The number of people hit by huge parking fines, issued by private companies in the last year, has increased by over one million.
Figures released by the Driver and Vehicle Licensing Agency (DVLA), suggest that a staggering 4.7 million motorist's vehicle details have been released to parking companies across the UK since 2016. That's an increase of 28 per cent.
On average in the UK someone is handed a parking ticket every seven seconds. In an hour that totals over 514 tickets.
The vehicles details are released by the DVLA in order for parking companies to pursue drivers for unpaid parking fines or other penalties.
For this information, companies are charged a standard £2.50 rate. This means the DVLA made around £12 million last year.
Despite private clamping being banned in all but exceptional cases back in 2012, many motorists are still facing extortionate fines of up to £100 in some cases.
The private parking business seems to be booming. Back in 2013 The Telegraph reports that private parking firms had generated more than £150 million and were estimated to have an annual fine income of a staggering £330 million, accrued by town halls in just one year alone.
Many private parking companies are employed to issue parking fines by the government and local councils throughout the UK, with no capped charge.

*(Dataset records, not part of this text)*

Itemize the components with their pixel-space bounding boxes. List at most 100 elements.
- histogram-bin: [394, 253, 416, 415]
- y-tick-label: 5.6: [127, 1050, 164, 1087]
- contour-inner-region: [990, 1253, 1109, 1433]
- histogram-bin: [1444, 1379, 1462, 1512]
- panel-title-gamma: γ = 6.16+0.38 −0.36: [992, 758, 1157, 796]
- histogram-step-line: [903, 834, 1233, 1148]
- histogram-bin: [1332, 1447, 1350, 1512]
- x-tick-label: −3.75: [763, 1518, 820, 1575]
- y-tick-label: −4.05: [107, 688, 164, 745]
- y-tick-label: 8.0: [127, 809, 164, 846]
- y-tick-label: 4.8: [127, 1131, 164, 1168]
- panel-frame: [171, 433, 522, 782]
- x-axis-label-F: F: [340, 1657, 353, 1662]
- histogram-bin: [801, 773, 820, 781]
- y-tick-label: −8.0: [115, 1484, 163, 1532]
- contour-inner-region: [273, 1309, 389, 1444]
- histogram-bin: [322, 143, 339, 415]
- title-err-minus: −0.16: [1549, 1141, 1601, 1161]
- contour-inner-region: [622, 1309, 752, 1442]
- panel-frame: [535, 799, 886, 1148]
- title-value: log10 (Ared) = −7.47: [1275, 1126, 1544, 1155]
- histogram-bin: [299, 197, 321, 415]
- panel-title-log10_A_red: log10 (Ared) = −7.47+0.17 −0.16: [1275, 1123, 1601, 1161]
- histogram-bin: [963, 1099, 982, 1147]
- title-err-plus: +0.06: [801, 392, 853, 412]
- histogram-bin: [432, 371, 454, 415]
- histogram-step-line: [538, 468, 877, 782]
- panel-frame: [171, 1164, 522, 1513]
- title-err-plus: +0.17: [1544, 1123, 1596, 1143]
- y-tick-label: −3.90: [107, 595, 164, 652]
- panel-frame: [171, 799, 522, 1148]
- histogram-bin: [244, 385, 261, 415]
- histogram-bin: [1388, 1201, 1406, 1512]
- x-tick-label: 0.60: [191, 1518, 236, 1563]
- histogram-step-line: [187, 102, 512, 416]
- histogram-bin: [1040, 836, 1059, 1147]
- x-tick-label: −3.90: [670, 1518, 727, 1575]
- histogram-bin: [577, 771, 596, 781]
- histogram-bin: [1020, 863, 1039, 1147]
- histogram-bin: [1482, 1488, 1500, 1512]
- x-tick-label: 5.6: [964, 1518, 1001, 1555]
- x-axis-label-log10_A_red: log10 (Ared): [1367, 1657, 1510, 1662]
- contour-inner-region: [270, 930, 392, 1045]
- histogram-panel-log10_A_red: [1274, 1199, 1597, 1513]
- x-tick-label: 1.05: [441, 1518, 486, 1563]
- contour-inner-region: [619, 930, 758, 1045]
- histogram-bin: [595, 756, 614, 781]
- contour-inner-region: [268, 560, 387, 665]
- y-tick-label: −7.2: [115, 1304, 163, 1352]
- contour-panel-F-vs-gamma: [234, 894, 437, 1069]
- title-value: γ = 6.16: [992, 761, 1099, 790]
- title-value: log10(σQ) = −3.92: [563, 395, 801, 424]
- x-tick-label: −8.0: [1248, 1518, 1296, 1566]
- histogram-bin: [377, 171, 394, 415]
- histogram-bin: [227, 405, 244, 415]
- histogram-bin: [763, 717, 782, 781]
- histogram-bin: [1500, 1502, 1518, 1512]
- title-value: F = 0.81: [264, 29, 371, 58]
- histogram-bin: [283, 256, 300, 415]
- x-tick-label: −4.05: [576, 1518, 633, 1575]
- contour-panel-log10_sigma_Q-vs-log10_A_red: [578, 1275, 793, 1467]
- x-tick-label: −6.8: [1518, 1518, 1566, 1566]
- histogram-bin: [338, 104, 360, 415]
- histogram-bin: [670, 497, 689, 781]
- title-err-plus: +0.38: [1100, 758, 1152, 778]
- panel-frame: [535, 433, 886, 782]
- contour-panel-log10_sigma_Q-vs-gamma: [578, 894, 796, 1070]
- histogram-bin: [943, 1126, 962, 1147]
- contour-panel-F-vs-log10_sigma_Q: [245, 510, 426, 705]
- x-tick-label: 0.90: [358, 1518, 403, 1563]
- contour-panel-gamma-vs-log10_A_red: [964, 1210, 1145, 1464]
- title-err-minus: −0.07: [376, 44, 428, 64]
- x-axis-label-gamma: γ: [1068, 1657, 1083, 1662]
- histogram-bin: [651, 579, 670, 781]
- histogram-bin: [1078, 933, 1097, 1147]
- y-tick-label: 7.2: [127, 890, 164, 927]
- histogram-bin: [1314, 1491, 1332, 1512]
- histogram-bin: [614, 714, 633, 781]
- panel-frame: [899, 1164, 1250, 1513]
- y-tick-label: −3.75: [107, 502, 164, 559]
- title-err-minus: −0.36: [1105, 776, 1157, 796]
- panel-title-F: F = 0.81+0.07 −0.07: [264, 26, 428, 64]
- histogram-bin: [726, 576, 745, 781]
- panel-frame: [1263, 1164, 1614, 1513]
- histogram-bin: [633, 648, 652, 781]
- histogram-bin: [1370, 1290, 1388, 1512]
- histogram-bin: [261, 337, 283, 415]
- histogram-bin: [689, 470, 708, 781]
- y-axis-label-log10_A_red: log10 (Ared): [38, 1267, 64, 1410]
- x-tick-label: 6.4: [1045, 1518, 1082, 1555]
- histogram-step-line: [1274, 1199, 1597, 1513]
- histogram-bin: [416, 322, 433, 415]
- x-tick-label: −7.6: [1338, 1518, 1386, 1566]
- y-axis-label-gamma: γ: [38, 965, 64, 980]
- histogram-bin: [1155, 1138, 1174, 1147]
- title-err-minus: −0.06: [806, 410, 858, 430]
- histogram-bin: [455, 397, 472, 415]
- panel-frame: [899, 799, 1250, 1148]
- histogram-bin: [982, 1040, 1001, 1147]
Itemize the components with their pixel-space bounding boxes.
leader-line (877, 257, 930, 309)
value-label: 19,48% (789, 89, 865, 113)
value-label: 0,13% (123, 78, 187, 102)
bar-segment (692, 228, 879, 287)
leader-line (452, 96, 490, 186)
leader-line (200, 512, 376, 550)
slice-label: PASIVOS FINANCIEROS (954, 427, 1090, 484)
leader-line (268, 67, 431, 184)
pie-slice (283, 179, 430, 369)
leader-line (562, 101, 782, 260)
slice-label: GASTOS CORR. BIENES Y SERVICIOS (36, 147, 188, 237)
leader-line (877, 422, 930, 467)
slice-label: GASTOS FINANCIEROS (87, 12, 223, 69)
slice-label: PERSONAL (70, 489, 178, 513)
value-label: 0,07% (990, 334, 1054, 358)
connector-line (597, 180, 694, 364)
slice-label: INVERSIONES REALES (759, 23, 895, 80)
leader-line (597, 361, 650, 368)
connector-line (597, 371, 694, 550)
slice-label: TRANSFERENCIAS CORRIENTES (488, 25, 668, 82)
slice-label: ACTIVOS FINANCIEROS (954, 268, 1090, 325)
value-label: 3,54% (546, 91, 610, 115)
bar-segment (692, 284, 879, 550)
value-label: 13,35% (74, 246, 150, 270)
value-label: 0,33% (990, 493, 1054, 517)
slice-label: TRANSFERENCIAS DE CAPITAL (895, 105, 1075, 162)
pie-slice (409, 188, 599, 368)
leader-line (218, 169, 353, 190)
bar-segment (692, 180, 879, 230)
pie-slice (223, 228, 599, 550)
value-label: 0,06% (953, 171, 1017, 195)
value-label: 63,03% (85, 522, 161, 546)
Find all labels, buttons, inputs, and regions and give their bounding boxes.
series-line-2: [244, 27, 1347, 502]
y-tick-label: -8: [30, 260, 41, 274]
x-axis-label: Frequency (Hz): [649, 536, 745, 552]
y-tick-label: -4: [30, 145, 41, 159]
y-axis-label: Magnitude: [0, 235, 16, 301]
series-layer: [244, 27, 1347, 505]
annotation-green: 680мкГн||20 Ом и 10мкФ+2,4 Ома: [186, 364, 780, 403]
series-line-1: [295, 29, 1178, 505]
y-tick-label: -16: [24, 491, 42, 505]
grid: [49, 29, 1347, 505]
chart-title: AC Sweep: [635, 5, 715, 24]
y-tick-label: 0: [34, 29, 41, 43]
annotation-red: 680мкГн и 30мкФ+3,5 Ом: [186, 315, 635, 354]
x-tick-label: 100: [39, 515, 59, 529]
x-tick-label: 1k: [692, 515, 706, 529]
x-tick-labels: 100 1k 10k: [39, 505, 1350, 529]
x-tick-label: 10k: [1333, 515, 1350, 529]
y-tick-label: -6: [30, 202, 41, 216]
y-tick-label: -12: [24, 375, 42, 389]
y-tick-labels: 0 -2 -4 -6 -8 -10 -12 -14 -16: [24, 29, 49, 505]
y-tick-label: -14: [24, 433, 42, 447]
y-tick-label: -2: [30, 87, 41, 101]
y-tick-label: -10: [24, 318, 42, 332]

In 2015 however, the Government launched a public consultation called "Parking reform: tackling unfair practices". This examined the issue of excessive penalties and signs not being clear enough.
Experts are calling on the Government to take action. The RAC's foundation director Steve Gooding said: "We all hoped the problems associated with parking on private land would go away when clamping was outlawed. It turns out we hoped in vain. Since the ban there has been a surge in ticketing.
"The number of vehicle-keeper requests that private parking companies make on behalf of their landowner clients is a barometer for how well the private parking system is working, and we believe that the barometer is reading 'stormy weather' for ministers who have had the responses to the 2015 public consultation on their desks for two years now."